たとえば、取引先を社内で「売り上げ」や「利益」などで分類している会社。そして、長期間仕事をしていない取引先に対して「落ちS」などと呼んでいるのを外部の人に聞かれたら、どうでしょうか?
「社内の取引先を、仕分けする様子が想像できて、嫌な気持ち」
と感じるかもしれません。社内の道理を開示してプラスはあまりありません。こうしたことから、社内用語に抵抗を感じる若手社員が増えています。
「社内と社外に対して言葉を使い分けるのが面倒」
「表裏のある行動を取っているようで罪悪感を感じる」
とネガティブな意見がいくつも出てきました。
同じGMといっても大違い
社内用語については、職場の同僚同士で用法についての認識がずれている場合もあります。例えば、取材したネット系企業では、世間でいう「部長クラス」の役職の肩書がジェネラルマネジャー。そこで略して「GM」と呼ぶのが当たり前。ところが、昨年にM&Aで買収されて、この会社に統合されたD社では課長クラスの肩書をグループマネジャー、略してGMと呼んでいました。ゆえに元D社の社員たちは
「●●GMからの指示で取り組んできたのですが」
と職場の課長クラスを呼ぶと職場の同僚たちが「違うよ。●●さんを『GM』と呼んだら、周囲が彼が偉くなったのか?と誤解するからやめてほしい」と指摘。統合元の会社で使われている社内用語に合わせるべきだと言います。「もっとも」な話ではありますが、元D社の社員にしてみれば、長く使ってきた社内用語を否定されたことで、「虐げられている」と感じるときもあるようです。

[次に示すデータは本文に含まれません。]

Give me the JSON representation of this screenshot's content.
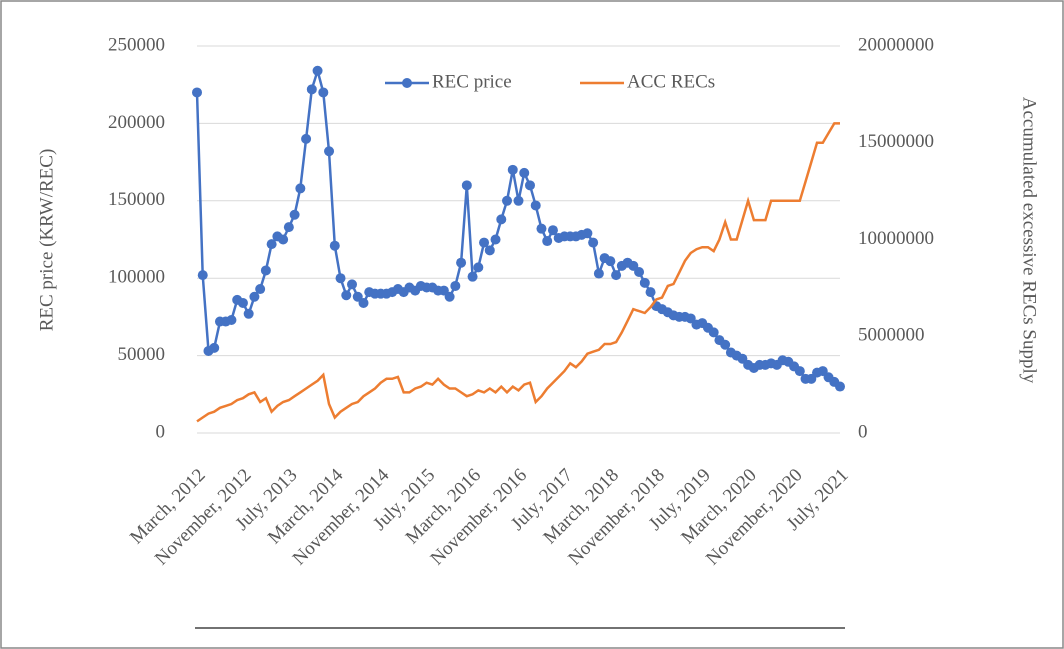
{
  "chart_data": {
    "type": "line",
    "categories": [
      "March, 2012",
      null,
      null,
      null,
      null,
      null,
      null,
      null,
      "November, 2012",
      null,
      null,
      null,
      null,
      null,
      null,
      null,
      "July, 2013",
      null,
      null,
      null,
      null,
      null,
      null,
      null,
      "March, 2014",
      null,
      null,
      null,
      null,
      null,
      null,
      null,
      "November, 2014",
      null,
      null,
      null,
      null,
      null,
      null,
      null,
      "July, 2015",
      null,
      null,
      null,
      null,
      null,
      null,
      null,
      "March, 2016",
      null,
      null,
      null,
      null,
      null,
      null,
      null,
      "November, 2016",
      null,
      null,
      null,
      null,
      null,
      null,
      null,
      "July, 2017",
      null,
      null,
      null,
      null,
      null,
      null,
      null,
      "March, 2018",
      null,
      null,
      null,
      null,
      null,
      null,
      null,
      "November, 2018",
      null,
      null,
      null,
      null,
      null,
      null,
      null,
      "July, 2019",
      null,
      null,
      null,
      null,
      null,
      null,
      null,
      "March, 2020",
      null,
      null,
      null,
      null,
      null,
      null,
      null,
      "November, 2020",
      null,
      null,
      null,
      null,
      null,
      null,
      null,
      "July, 2021"
    ],
    "y_label": "REC price (KRW/REC)",
    "y2_label": "Accumulated excessive RECs Supply",
    "ylim": [
      0,
      250000
    ],
    "yticks": [
      0,
      50000,
      100000,
      150000,
      200000,
      250000
    ],
    "y2lim": [
      0,
      20000000
    ],
    "y2ticks": [
      0,
      5000000,
      10000000,
      15000000,
      20000000
    ],
    "grid": true,
    "legend": "top",
    "series": [
      {
        "name": "REC price",
        "color": "#4472c4",
        "marker": "circle",
        "values": [
          220000,
          102000,
          53000,
          55000,
          72000,
          72000,
          73000,
          86000,
          84000,
          77000,
          88000,
          93000,
          105000,
          122000,
          127000,
          125000,
          133000,
          141000,
          158000,
          190000,
          222000,
          234000,
          220000,
          182000,
          121000,
          100000,
          89000,
          96000,
          88000,
          84000,
          91000,
          90000,
          90000,
          90000,
          91000,
          93000,
          91000,
          94000,
          92000,
          95000,
          94000,
          94000,
          92000,
          92000,
          88000,
          95000,
          110000,
          160000,
          101000,
          107000,
          123000,
          118000,
          125000,
          138000,
          150000,
          170000,
          150000,
          168000,
          160000,
          147000,
          132000,
          124000,
          131000,
          126000,
          127000,
          127000,
          127000,
          128000,
          129000,
          123000,
          103000,
          113000,
          111000,
          102000,
          108000,
          110000,
          108000,
          104000,
          97000,
          91000,
          82000,
          80000,
          78000,
          76000,
          75000,
          75000,
          74000,
          70000,
          71000,
          68000,
          65000,
          60000,
          57000,
          52000,
          50000,
          48000,
          44000,
          42000,
          44000,
          44000,
          45000,
          44000,
          47000,
          46000,
          43000,
          40000,
          35000,
          35000,
          39000,
          40000,
          36000,
          33000,
          30000
        ]
      },
      {
        "name": "ACC RECs",
        "color": "#ed7d31",
        "axis": "y2",
        "values": [
          600000,
          800000,
          1000000,
          1100000,
          1300000,
          1400000,
          1500000,
          1700000,
          1800000,
          2000000,
          2100000,
          1600000,
          1800000,
          1100000,
          1400000,
          1600000,
          1700000,
          1900000,
          2100000,
          2300000,
          2500000,
          2700000,
          3000000,
          1500000,
          800000,
          1100000,
          1300000,
          1500000,
          1600000,
          1900000,
          2100000,
          2300000,
          2600000,
          2800000,
          2800000,
          2900000,
          2100000,
          2100000,
          2300000,
          2400000,
          2600000,
          2500000,
          2800000,
          2500000,
          2300000,
          2300000,
          2100000,
          1900000,
          2000000,
          2200000,
          2100000,
          2300000,
          2100000,
          2400000,
          2100000,
          2400000,
          2200000,
          2500000,
          2600000,
          1600000,
          1900000,
          2300000,
          2600000,
          2900000,
          3200000,
          3600000,
          3400000,
          3700000,
          4100000,
          4200000,
          4300000,
          4600000,
          4600000,
          4700000,
          5200000,
          5800000,
          6400000,
          6300000,
          6200000,
          6500000,
          6900000,
          7000000,
          7600000,
          7700000,
          8300000,
          8900000,
          9300000,
          9500000,
          9600000,
          9600000,
          9400000,
          10000000,
          10900000,
          10000000,
          10000000,
          11000000,
          12000000,
          11000000,
          11000000,
          11000000,
          12000000,
          12000000,
          12000000,
          12000000,
          12000000,
          12000000,
          13000000,
          14000000,
          15000000,
          15000000,
          15500000,
          16000000,
          16000000
        ]
      }
    ]
  }
}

さらに、混乱を来すことに、会議のことをグループミーティングと呼んでいること。これを略してGMと呼ぶ社内用語も存在するのです。あるとき、システム部門のGM(ジェネラルマネージャー)がメンバーに対して
《来週の月曜日の夕方、大崎GM、必参加》
と暗号のようなメールが配信されました。もともと、このGMは短文で言いたいことだけメールする習性がある人なのですが、この短文にはメンバーは混乱しました。